Report Synopsis

Australian Lamb/Sheepmeat – Commodity or Premium Product?

Michael Craig

The Australian sheep/lamb meat industry is at an exciting point in development. Australia exports a multitude of products to over 65 countries, while also continuing to supply 45% to the higher value domestic market. Australia’s reputation internationally is “clean and green” and a key comparative advantage.

Australia has not experienced issues like the horse meat scandal, FMD or BSE but there are challenges, particularly in relation to how chains coordinate to capture and create consumer value. The nature of Australia’s climatic variation has created a production led, not a consumer driven chain. Animal variation, combined with speculative pricing and a history of distrust between producers and processors has seen the evolution of the physical saleyard system as the dominant way animals are transacted and prices established. This mechanism has a traditional history and has worked to provide processors with supply and a simple method for producers to ensure perceived competition.

The challenge for industry is whether this system is the best long-term mechanism for creating a quality focussed industry. Can it give producers transparent price signals to incentivise value on farm, which may be difficult to distinguish outside the normal ebb and flow of price variability relating to supply associated with Australia’s climate variability? Unlike global competitors, saleyards have become the cornerstone of Australia’s system, as illustrated by the main price indicator (ESTLI) being based on reported saleyard prices.
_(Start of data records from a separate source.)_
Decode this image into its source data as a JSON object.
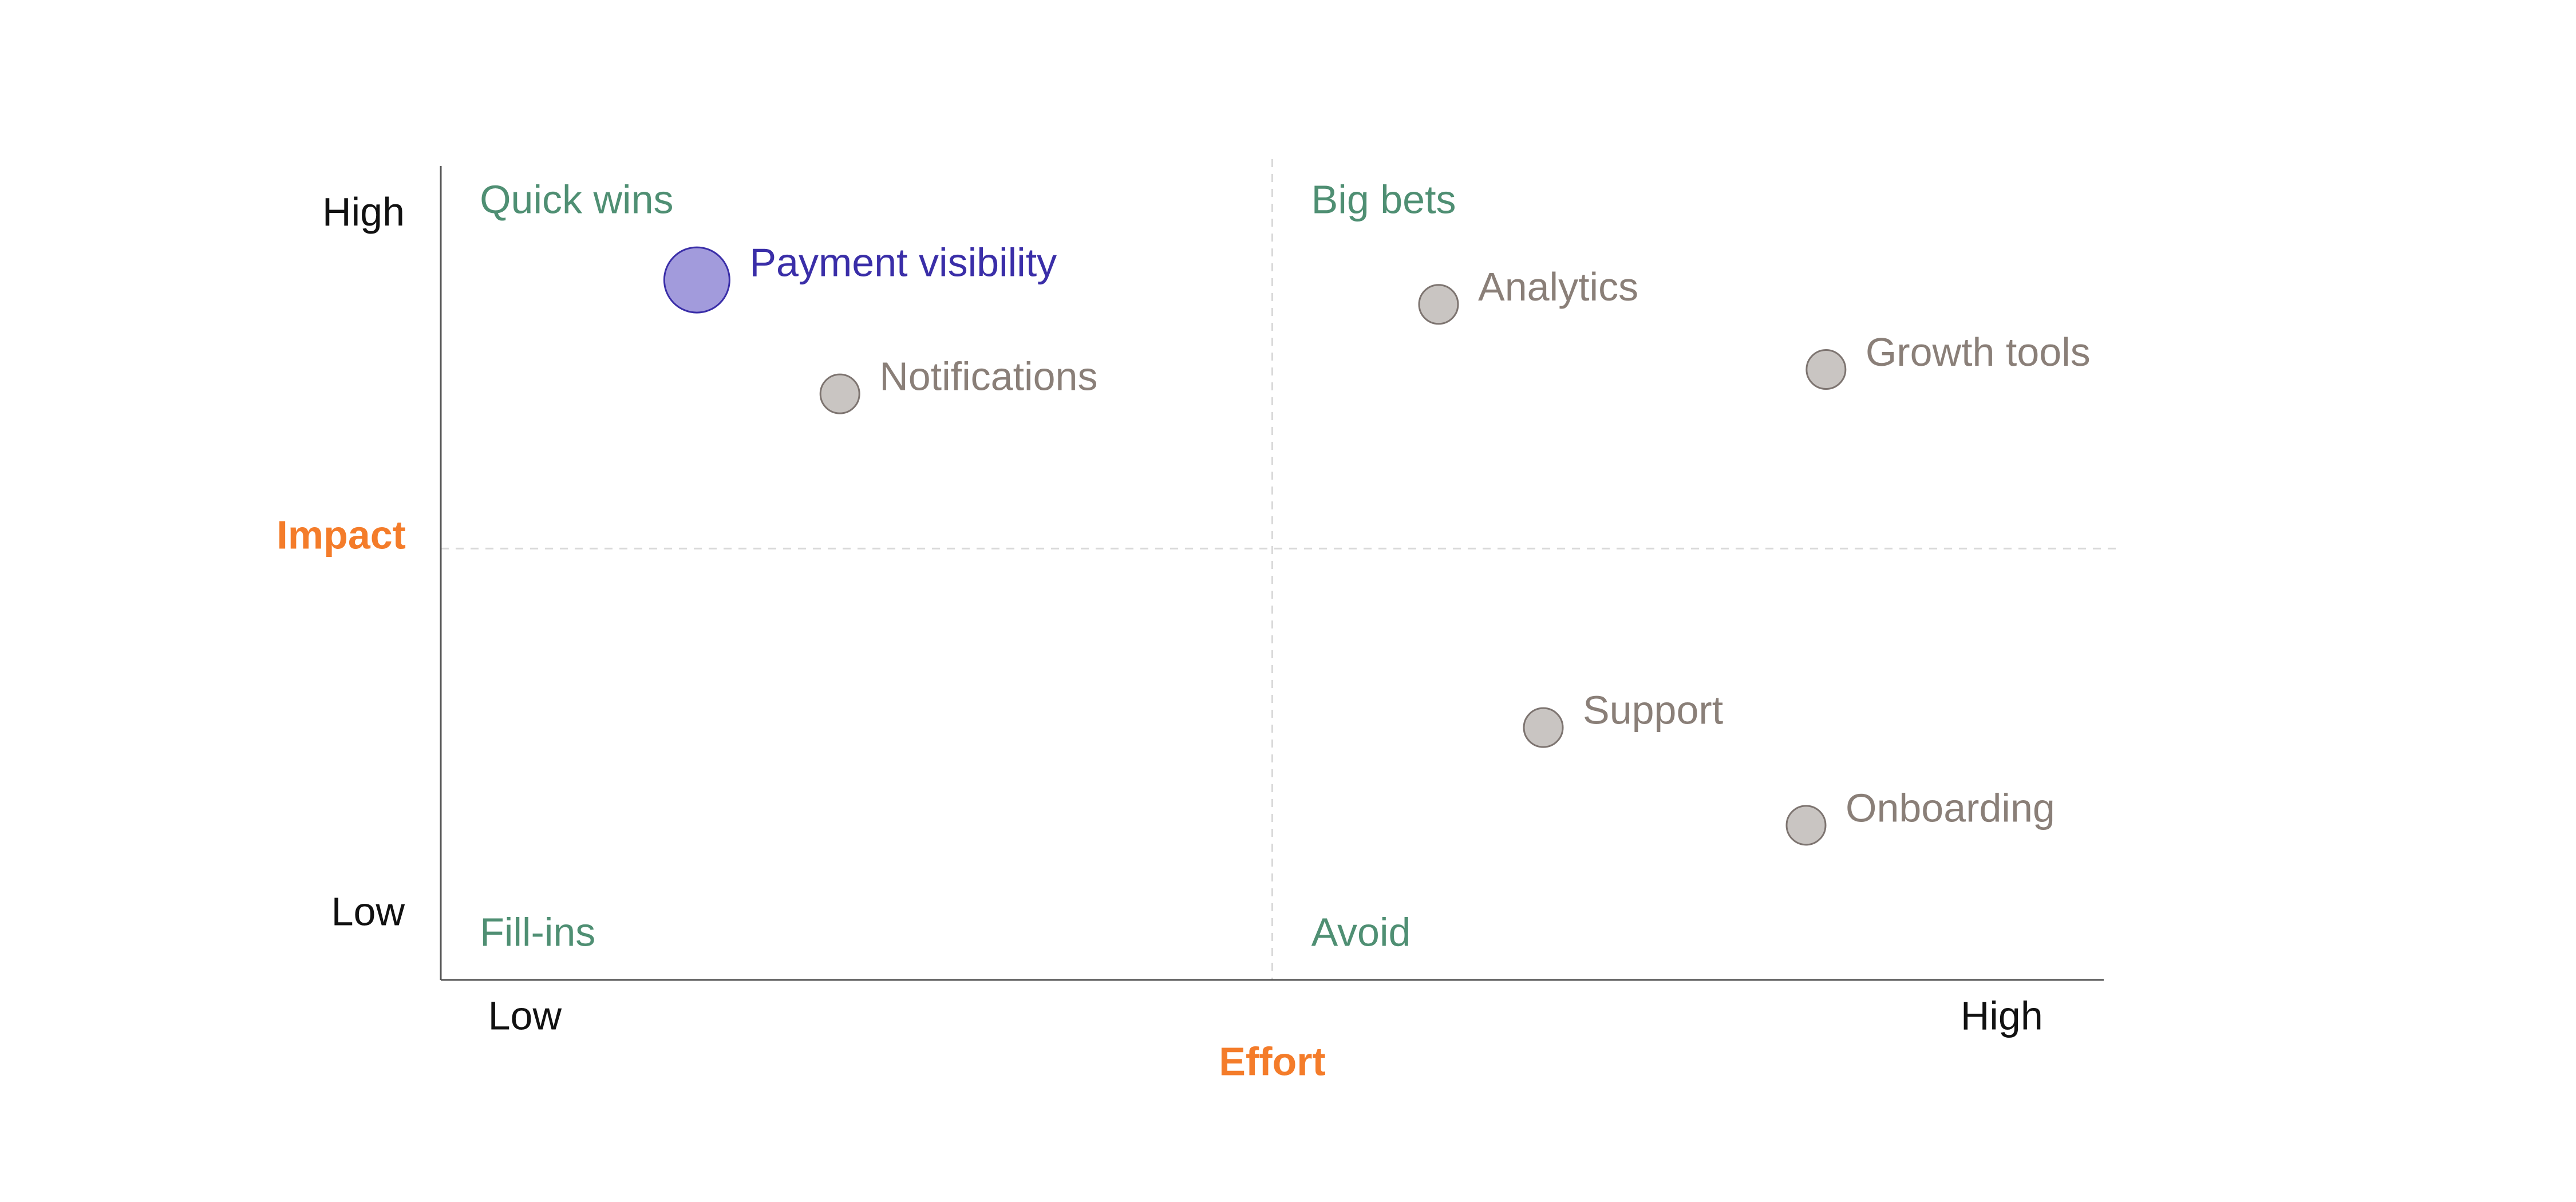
{
  "chart_data": {
    "type": "scatter",
    "title": "",
    "xlabel": "Effort",
    "ylabel": "Impact",
    "xlim": [
      0,
      10
    ],
    "ylim": [
      0,
      10
    ],
    "x_ticks": [
      {
        "value": 0.25,
        "label": "Low"
      },
      {
        "value": 9.6,
        "label": "High"
      }
    ],
    "y_ticks": [
      {
        "value": 0.8,
        "label": "Low"
      },
      {
        "value": 9.4,
        "label": "High"
      }
    ],
    "dividers": {
      "x": 5,
      "y": 5.3
    },
    "grid": false,
    "quadrants": [
      {
        "label": "Quick wins",
        "x": 0.2,
        "y": 9.55
      },
      {
        "label": "Big bets",
        "x": 5.2,
        "y": 9.55
      },
      {
        "label": "Fill-ins",
        "x": 0.2,
        "y": 0.55
      },
      {
        "label": "Avoid",
        "x": 5.2,
        "y": 0.55
      }
    ],
    "points": [
      {
        "label": "Payment visibility",
        "x": 1.54,
        "y": 8.6,
        "highlight": true
      },
      {
        "label": "Notifications",
        "x": 2.4,
        "y": 7.2,
        "highlight": false
      },
      {
        "label": "Analytics",
        "x": 6.0,
        "y": 8.3,
        "highlight": false
      },
      {
        "label": "Growth tools",
        "x": 8.33,
        "y": 7.5,
        "highlight": false
      },
      {
        "label": "Support",
        "x": 6.63,
        "y": 3.1,
        "highlight": false
      },
      {
        "label": "Onboarding",
        "x": 8.21,
        "y": 1.9,
        "highlight": false
      }
    ],
    "colors": {
      "axis_title": "#f47c2a",
      "quadrant_label": "#4f8f73",
      "highlight_fill": "#a29bdc",
      "highlight_stroke": "#3a2ea8",
      "highlight_text": "#3a2ea8",
      "point_fill": "#c9c5c2",
      "point_stroke": "#7d7470",
      "point_text": "#8a7f78",
      "tick_text": "#111111",
      "axis_line": "#555555",
      "divider": "#d9d9d9"
    }
  }
}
The problem with the saleyard system is it averages animals on guestimates of live weight, fat cover and dressing percentage. It creates additional transaction costs, with yard fees, transport costs and buyers and agents on both sides of the transaction. This limits understanding and communication flow. On a collective industry level, saleyards increase biosecurity and welfare risk, while also damaging the product through unnecessary stress of loading and unloading of animals.

So, with these unnecessary additional costs of transacting product this way, why is over 60% of finished product transacted through saleyards which then directly filters into how the overthe-hook prices are established?

  • For producers, the reasons are varied, but focus on the following key areas:
  • Lack of trust going direct with processors that animals are trimmed and not harshly discounted.
  • Costs of saleyards outweighed by the additional upside benefits of perceived competition.
  • Simplicity and tradition that saleyards offer smaller lot sizes.
  • The advice from agents to gain maximum competition in saleyards.

Saleyards are reflective of a larger more systemic risk of the systems that have evolved over time, where perfectly rational behaviour at an individual level destroys potential collective chain value. There will always be a role for saleyards, store markets and secondary product, but the key question for industry to decide is: Should this averaging system be the mechanism to set the price of the finished animal?